La denominada “Ley Garrote”, aprobada por el Congreso de Tabasco, ofrece ocasión para volver al tema de la relación compleja entre la fuerza (que es algo más que la violencia) y el derecho. Más allá de las posturas maniqueas que se han venido presentando, aplaudiendo o cuestionando el endurecimiento de la normatividad penal para castigar eventuales bloqueos de vías de comunicación que pudieran afectar la economía regional, salta la clásica pregunta sobre las bases pre-políticas y morales que posibilitan que una norma jurídica pueda tener alcances distintos a los que se han logrado mediante un procedimiento (en teoría) racional y democrático, cuestión que aparece en aquel célebre debate sostenido, a principios del año 2004, entre los alemanes Jürgen Habermas (filósofo autor de la “Teoría de la acción comunicativa”) y Joseph Ratzinger (entonces cardenal prefecto de la “Congregación para la Doctrina de la Fe”, sucedánea del inquisitorial “Santo Oficio” y, luego, al año siguiente, investido como el Papa Benedicto XVI).

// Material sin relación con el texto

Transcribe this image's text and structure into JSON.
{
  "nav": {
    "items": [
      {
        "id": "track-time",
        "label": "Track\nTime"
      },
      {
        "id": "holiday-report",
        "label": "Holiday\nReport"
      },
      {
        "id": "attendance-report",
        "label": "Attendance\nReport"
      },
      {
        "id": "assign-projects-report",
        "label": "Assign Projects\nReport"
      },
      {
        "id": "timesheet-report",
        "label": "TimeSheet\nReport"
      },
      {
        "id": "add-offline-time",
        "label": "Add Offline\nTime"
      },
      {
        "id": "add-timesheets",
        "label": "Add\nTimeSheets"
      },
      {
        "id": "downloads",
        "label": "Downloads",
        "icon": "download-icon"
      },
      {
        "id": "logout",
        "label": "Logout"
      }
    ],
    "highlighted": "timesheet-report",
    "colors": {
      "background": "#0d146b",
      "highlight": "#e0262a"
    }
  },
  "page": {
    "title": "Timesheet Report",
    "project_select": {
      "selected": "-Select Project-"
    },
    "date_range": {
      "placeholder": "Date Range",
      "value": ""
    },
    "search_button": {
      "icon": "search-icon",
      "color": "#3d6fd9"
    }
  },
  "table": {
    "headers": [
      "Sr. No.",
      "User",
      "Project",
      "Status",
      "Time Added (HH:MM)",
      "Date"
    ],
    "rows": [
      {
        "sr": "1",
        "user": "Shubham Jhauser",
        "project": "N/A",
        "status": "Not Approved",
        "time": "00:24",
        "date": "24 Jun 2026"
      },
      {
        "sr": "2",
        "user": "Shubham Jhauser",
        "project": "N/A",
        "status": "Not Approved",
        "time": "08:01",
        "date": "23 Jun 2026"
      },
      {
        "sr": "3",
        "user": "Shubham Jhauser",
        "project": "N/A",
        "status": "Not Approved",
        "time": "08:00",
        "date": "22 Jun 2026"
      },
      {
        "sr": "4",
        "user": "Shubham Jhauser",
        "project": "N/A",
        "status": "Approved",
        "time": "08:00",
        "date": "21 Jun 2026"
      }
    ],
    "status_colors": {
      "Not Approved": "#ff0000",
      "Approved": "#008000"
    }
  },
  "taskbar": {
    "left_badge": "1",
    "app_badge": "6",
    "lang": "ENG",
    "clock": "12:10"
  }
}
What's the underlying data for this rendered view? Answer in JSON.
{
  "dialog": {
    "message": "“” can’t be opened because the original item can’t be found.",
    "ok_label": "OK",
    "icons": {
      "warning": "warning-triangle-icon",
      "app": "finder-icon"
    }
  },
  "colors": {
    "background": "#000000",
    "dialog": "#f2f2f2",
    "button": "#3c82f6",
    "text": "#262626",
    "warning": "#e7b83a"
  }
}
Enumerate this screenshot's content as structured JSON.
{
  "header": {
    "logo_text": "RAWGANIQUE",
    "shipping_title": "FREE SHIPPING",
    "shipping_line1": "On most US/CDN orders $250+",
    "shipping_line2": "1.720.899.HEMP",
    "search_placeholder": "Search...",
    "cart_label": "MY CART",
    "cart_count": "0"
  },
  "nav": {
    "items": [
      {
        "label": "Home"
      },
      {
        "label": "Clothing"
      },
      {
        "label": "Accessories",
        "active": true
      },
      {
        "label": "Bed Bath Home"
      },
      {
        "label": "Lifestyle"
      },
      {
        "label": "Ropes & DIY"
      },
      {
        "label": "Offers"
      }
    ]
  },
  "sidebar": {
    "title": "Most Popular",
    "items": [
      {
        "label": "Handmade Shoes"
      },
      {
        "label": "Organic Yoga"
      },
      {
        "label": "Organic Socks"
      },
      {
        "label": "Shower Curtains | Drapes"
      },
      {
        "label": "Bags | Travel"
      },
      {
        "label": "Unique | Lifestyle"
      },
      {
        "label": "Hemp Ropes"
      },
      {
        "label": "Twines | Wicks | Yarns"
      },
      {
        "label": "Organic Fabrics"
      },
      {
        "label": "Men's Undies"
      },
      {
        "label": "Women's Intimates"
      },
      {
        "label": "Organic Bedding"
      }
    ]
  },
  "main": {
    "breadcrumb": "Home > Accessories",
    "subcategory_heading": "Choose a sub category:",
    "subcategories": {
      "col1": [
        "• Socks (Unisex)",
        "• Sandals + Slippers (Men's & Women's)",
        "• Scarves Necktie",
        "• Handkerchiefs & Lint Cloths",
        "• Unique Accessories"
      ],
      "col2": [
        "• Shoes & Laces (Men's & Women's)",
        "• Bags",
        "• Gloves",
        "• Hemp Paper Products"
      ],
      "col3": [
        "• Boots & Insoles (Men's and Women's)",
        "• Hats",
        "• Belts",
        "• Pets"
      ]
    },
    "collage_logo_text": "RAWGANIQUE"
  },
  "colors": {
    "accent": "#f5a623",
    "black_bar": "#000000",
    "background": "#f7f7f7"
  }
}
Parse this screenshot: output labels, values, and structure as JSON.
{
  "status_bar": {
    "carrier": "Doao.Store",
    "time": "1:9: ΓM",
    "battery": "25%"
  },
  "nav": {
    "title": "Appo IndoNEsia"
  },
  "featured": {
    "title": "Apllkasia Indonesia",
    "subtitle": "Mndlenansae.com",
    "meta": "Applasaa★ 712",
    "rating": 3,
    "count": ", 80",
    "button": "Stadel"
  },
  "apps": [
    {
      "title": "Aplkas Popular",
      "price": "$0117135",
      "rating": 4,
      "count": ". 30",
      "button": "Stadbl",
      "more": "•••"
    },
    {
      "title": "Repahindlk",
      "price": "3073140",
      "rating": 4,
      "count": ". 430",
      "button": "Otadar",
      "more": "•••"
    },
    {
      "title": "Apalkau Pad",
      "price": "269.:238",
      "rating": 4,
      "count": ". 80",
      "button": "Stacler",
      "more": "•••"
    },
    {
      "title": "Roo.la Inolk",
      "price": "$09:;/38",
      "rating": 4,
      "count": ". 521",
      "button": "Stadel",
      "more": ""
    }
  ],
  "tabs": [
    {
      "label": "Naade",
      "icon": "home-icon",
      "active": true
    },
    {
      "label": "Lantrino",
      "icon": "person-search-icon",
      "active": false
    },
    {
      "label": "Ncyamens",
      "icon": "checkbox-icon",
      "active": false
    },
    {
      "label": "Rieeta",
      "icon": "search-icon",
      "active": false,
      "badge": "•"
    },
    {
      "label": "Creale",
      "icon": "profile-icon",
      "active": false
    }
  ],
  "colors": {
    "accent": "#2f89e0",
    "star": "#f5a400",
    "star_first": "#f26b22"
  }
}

Aunque Habermas planteaba que un procedimiento democrático, creador de normas jurídicas, podría ser suficiente para dotar de legitimidad al derecho, no dejaba de reconocer que, el Estado liberal y secularizado no siempre puede garantizar el cumplimiento de los distintos derechos porque sus fuentes o motivaciones se retrotraen a un fundamento pre-político específico; esto es, que, por ejemplo, el Estado debe garantizar la pluralidad y libertad de creencias, pero el origen de ésta garantía contiene una historicidad que obedece a intereses específicos (de una cierta creencia) en un contexto dado. Y es que, “aún llenando los requisitos de formación inclusiva y discursiva de la opinión y la voluntad, la democracia y los derechos del hombre están, desde el origen, mutuamente implicados en el proceso creativo de una Constitución”.
Lo anterior implica que los “derechos humanos”, por ejemplo, tienen que ser considerados como un pre-requisito ineludible al momento de plantearse cualquier procedimiento de modificación constitucional o legal de relevante impacto social, aún y cuando se trate de principios que aspiran a ser “universales”, pero son valores insertados en Occidente (catálogo que en Oriente puede ser distinto) y arraigados en países como el nuestro. Por su parte, Ratzinger planteaba que ciertas “patologías de la razón” han “derrumbado las certezas morales” y la coexistencia de culturas no alcanza para el logro de un “ethos mundial” (como lo sugería otro teólogo famoso, Hans Küng), por lo que es necesario “volver la mirada hacia el conjunto de las dimensiones de la realidad humana y en las que la razón muestra aspectos parciales”. El punto de encuentro entre esas dos posturas, tendría que ver con la necesidad de que la razón (incluida la razón científica) y la moral (incluida la moral cristiana), vayan de la mano en un diálogo comprehensivo de sus limitaciones y aprendizajes, corrigiendo las desviaciones de cada cual.
Así las cosas, “cuando se garantiza la contribución común a la creación del derecho y a la justa administración de la fuerza, se tiene a la democracia como una forma de orden político apropiada” (Ratzinger, dixit); pero como las mayorías no son uniformes en su actuar, subsiste la cuestión de los fundamentos éticos del derecho. Por tanto, en la relación fuerza-derecho, Ratzinger concluía que “el deber de la política es poner a la fuerza bajo el control del derecho y reglamentar su uso sensato, prevaleciendo la fuerza del derecho como contrapunto de la violencia (fuerza sin derecho) para vivir en libertad”. Las coordenadas del debate subsisten: ¿es un exceso legislar para contener la violencia (entendida como fuerza sin derecho y, en el caso que nos ocupa, hasta como vil extorsión que vulnera la fuerza del derecho), sin dejar de lado principios éticos como los de salvaguardar derechos humanos?